Report by John Bettridge
Hampshire Hoggets u16 (223 for eight in 40 overs) lost to Junior Martlets (224 for six in 38.1 overs; H Moorat 53) by four wickets
If pride comes before a fall then so be it, but I felt great pride in the performance of the Junior Martlets to win this game. Ash Kumar, captain for the day, won the toss and inserted the Hoggets. The opening bowlers, Rafe Liebers and James Brahaut bowled steadily, beating the bat on a number of occasions but without much luck. Brahaut did demolish the castle of one of the openers after which the runs began to flow.
After 20 overs the score stood at 113 for one but it was not until then that spin entered the equation. The double leg-break attack of Will Collard and Toby Shepperson turned the complexion of the game. Their guile and skill was a pleasure to watch. They immediately cut the scoring rate and induced many false shots. Collard made the initial breakthrough. Shepperson then bowled their top scorer before performing what seems to be becoming a habit of taking two wickets in one over. Krishan Nayee introduced some off-spin into the game. A late-innings flurry of runs helped, perhaps, by some “elderly” Martlets fielding took the score to 223.
I felt this was quite a mountain to climb for a young under-16 side, most of them being under-14s or under-15s. What impressed from the outset was that they clearly didn’t share my concerns and batted with confidence and maturity and this despite losing Kumar in the second over with the score on two.

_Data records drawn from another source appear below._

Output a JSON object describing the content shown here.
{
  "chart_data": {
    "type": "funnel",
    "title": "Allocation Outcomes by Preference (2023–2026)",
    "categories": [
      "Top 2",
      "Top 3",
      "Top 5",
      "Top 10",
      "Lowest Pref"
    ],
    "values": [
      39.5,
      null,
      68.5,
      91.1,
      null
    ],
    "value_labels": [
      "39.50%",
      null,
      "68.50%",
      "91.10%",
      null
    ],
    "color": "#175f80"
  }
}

Mason Robinson and Harry Moorat proceeded to build a firm foundation, playing with increasing freedom and real style. They put on 99 together before Robinson mistimed one to be caught for 41. Moorat skied one to be taken by the ever-safe Hogget hands after making 53 with the score on 119. Josh Gander then showed huge patience to act as the sheet anchor for the remainder of the innings. Collard looked to score well until he was trapped leg-before. Brahaut was the hero of what followed hitting seven boundaries in his 42 to bring us up to the required rate.
One hit too far brought Shepperson to the wicket for the final scene. Both he and quiet man Gander at the other end unleashed some fine boundary shots to take us to victory with almost two overs to spare. Perhaps I might be excused for my sin of pride!